Level 2: Conventional reasoning
Kinderen kijken deels naar hun interne standaarden, maar houden ook nog vast aan externe standaarden, zoals die van ouders etc. - Fase 3: Mututal interpersonal expectations, relationships and interpersonal conformity  In dit stadium schatten kinderen vertrouwen, zorgzaamheid en loyaliteit op waarde gebruiken dit als een basis voor morele besluiten. Kinderen en adolescenten hebben vaak dezelfde morele standaarden als de ouders, zodat de ouders hen een ‘good girl/boy ‘vinden. - Fase 4: Social systems morality  Morele beslissingen worden gebaseerd op het begrijpen van sociale orde, wetten, recht en plicht. Adolescenten zullen zeggen dat een gemeenschap alleen goed werkt wanneer er wetten zijn die worden nageleefd door de leden.
Level 3: Postconventional Reasoning
- Fase 5: social contract or utility and individual rights individuen redeneren dat waarden, rechten en principes de wet overtreft. Men kijkt of de wetten wel de rechten van de mens beschermen.- Fase 6: Universal ethical principles  Men heeft een morele standaard ontwikkelt die gebaseerd is op de universele rechten van de mens. Men zal in een conflict tussen recht en geweten voor het geweten kiezen.

factoren waardoor door fasen

Er zijn een aantal factoren die ervoor zorgen dat men door de fases heen gaat. Praten met iemand die in een hogere fase zit dan jijzelf zou ervoor zorgen dat je je moreel gaat aanpassen. Er ontstaat namelijk een disequilibrum(onbalans) en hierdoor probeer je weer balans te creëren door je morele gedachten aan te passen.

morele en cognitieve ontwikkeling loopt niet samen.

kritiek kohlberg

- Er wordt te veel nadruk gelegd op morele gedachten en niet genoeg op moreel gedrag. Men kan goede gedachten hebben, maar toch fout gedrag tonen.

- Cultuur bias zou aanwezig zijn. Fase 1-4 worden in vele culturen gevonden, maar fase 5 en 6 niet. Ook houdt het score systeem geen rekening met het redeneringslevel van bepaalde culturen. Deze zijn niet gebaseerd op recht, maar op andere waarden die in die cultuur erg belangrijk zijn.
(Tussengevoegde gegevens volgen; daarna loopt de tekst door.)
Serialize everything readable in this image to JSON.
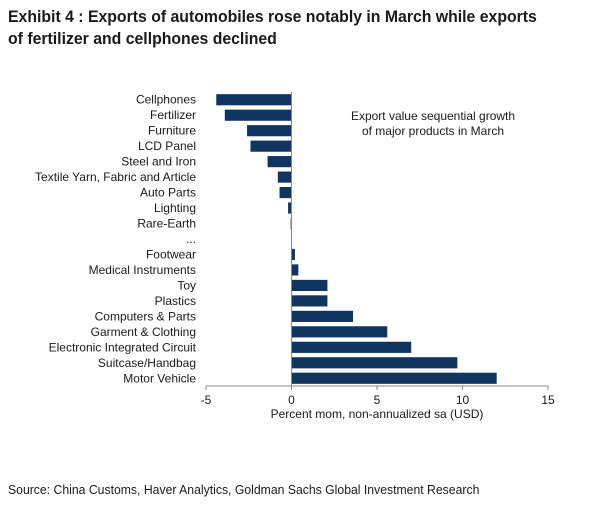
{
  "title": "Exhibit 4 : Exports of automobiles rose notably in March while exports of fertilizer and cellphones declined",
  "source": "Source: China Customs, Haver Analytics, Goldman Sachs Global Investment Research",
  "colors": {
    "bar": "#0f3560",
    "axis": "#888888"
  },
  "chart_data": {
    "type": "bar",
    "orientation": "horizontal",
    "annotation": "Export value sequential growth of major products in March",
    "annotation_lines": [
      "Export value sequential growth",
      "of major products in March"
    ],
    "xlabel": "Percent mom, non-annualized sa (USD)",
    "ylabel": "",
    "xlim": [
      -5,
      15
    ],
    "xticks": [
      "-5",
      "0",
      "5",
      "10",
      "15"
    ],
    "grid": false,
    "categories": [
      "Cellphones",
      "Fertilizer",
      "Furniture",
      "LCD Panel",
      "Steel and Iron",
      "Textile Yarn, Fabric and Article",
      "Auto Parts",
      "Lighting",
      "Rare-Earth",
      "...",
      "Footwear",
      "Medical Instruments",
      "Toy",
      "Plastics",
      "Computers & Parts",
      "Garment & Clothing",
      "Electronic Integrated Circuit",
      "Suitcase/Handbag",
      "Motor Vehicle"
    ],
    "values": [
      -4.4,
      -3.9,
      -2.6,
      -2.4,
      -1.4,
      -0.8,
      -0.7,
      -0.2,
      -0.05,
      null,
      0.2,
      0.4,
      2.1,
      2.1,
      3.6,
      5.6,
      7.0,
      9.7,
      12.0
    ]
  }
}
- Kohlberg zei dat ouder-kind relaties niet belangrijk zijn in morele ontwikkeling, maar uit ander onderzoek bleek dat ouders invloed hadden op de morele gedachten van kinderen.


- Er zou gender bias zijn, mannen zouden als norm worden gebruikt. Ook maak Kohlberg gebruik van het justice perspective (rechten van individu) en Gilligan maakt gebruik van het care perspective (hoe zijn mensen gelinkt aan elkaar).  Later: geen bewijs voor gender bias.

De social cognitive theory of morality
legt nadruk op de verdeling tussen de vaardigheid om moraal gedrag te vertonen en het werkelijk vertonen van moraal gedrag.
Parental discipline
er zij 3 technieken die door ouders worden gebruikt. Induction wordt aangeraden om te gebruiken omdat het niet focust op de tekortkomingen van de kinderen, maar op de effecten van het gedrag op anderen.- Love withdrawal  ouder geeft het kind even geen aandacht of liefde om het gedrag van het kind onder controle te houden.- Power assertion  ouder probeert controle te krijgen over het kind of de bronnen van het kind door bijv. weghalen van speelgoed.- Induction  een techniek waarbij de ouder redenatie gebruikt en uitlegt hoe het gedrag van het kind invloed heeft op andere kinderen.